Oleh : H. Mohammad Fauzan, SH.,MH,.M.Si
Idul Adha adalah salah satu hari besar bagi umat muslim didunia, di Indonesia yang mayoritas beragama muslim, Idul Adha memiliki beberapa sebutan, diantaranya Hari Raya Qurban dan Hari Raya Haji.
Kedua buah sebutan tersebut tak ada yang keliru, karena memiliki histori erat terhadap peradaban Islam.
Disebut dengan istilah hari raya Qurban, karena pada hari itu terjadi peristiwa besar yang menjadi cikal bakal umat Islam didunia melakukan qurban, kemudian disebut hari raya haji, karena pada saat itu umat Islam melakukan ibadah haji, wukuf di Arafah yang semuanya secara historis berkaitan dengan keluarga Ibrahim AS menghambakan diri kepada Allah SWT guna menjalankan perintah mulia dengan penuh keimanan, keihklasan dan kesabaran.
Dari peristiwa tersebut sebagai muslim rasanya wajib tau, bahwa idul Adha bukan hanya sekedar tradisi merayakan momentum hari besar Islam, tetapi lebih mengajarkan tentang ‘uswah’ dan referensi diri terhadap makna hakiki yang diajarkan oleh keluarga Ibrahim AS dan Siti Hajar bersama Ismail AS kecil waktu itu.
Berawal dari sang ayah Ibrahim AS yang mungkin jika diinterpretasikan secara logika mungkin sangat kontra, karena saat itu perintah Allah SWT disampaikan melalui mimpi, namun karena datang beberapa kali, Ibrahimpun menyakini.
Atas dasar keimanan yang kuat tersebut, diapun bergegas memenuhi perintah Allah dengan cara ingin mengorbankan Ismail AS yang saat itu masih sedang lucu-lucunya dan menggemaskan, dapat dibayangkan, jika peristiwa itu terjadi saat ini, tak dapat dipungkiri akan ada yang berasumsi negatif terhadap Ibrahim AS.
Syaitan yang dengan karakternya tidak rela membiarkan orang berbuat baik, apalagi beriman kepada Allah SWT, terus menyusun strategi dan kekuatan agar niat Ibrahim AS tak terwujud, berbagai peluang dibaca, metode provokasi terus disusun agar niat tersebut kandas sia-sia.
dengan liciknya syaitan terus berupaya memprovokasi keluarga Ibrahim AS, agar tidak mengorbankan Ismail AS, pertama memprovokasi Ibrahim agar tidak mengorbankan Ismail, dengan bahasa yang lembut, namun upaya itu kandas.
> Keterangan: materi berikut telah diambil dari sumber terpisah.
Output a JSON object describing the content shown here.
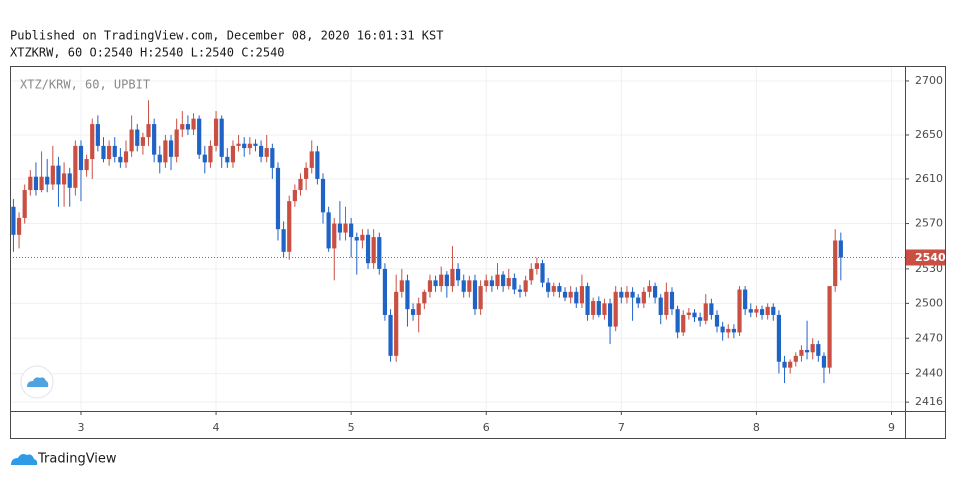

Kemudian syaitan mencoba memprovokasi Siti Hajar, agar mencoba merayu Ibrahim agar mengurungkan niatnya mengurbankan Ismail, namun hasutan itu tak digubris Siti Hajar hingga akhirnya upaya syaitan juga tak membuahkan hasil.
Terakhir syaitan mendatangi Ismail AS, dengan berbagai tipu daya baik secara bicara dan gestur, syaitan terus berupaya meyakinkan Ismail agar tidak mau dijadikan kurban oleh sang ayah, namun upaya itu juga nihil, keteguhan hati Ismail tak mampu digoyahkan.
Ketiganya melawan provokasi yang terus dilancarkan syaitan, dengan melempari mereka dengan batu yang kemudian peristiwa ini menjadi cikal-bakal lahirnya jumratul ula, jumratul wustho, dan jumrotul aqobah pada musim haji setelah wukuf di Arafah dan mabit di Muzdalifah.
Keteguhan hati keluarga Ibrahim AS dalam melawan provokasi syaitan, demi rasa cinta dan taqwa kepada Allah SWT berbuah manis, perintah Allah yang sebenarnya hanya untuk menguji kekuatan iman keluarga Ibrahim, Allah cukupkan dengan cara mengganti dengan kambing untuk dijadikan korban, sedangkan pisau yang Allah sudah perintahkan tidak berfungsi pada Ismail, tiba-tiba berfungsi saat menyembelih hewan qurban yang dibawa malaikat sebagai pengganti Ismail.
Dari serangkaian peristiwa diatas, dapat disimpulkan, bahwa idul Adha tidak hanya tentang peristiwa tradisi dan peringatan hari besar tetapi mengajarkan kepada kita tentang arti keimanan, keihklasan, dan kesabaran, serta pentingnya kekompokan dalam dalam keluarga dalam melawan strategi modifikasi syaitoni.
Selamat Hari Raya Idul Adha 1446 H/ 2025 H, mohon maaf lahir dan batin.
* Penulis adalah Chief Eksekutif Officer Rega Media Group, Madura Travel dan Lintas Madura, sekaligus ketua Serikat Media Siber Indonesia (SMSI) kabupaten Sampang.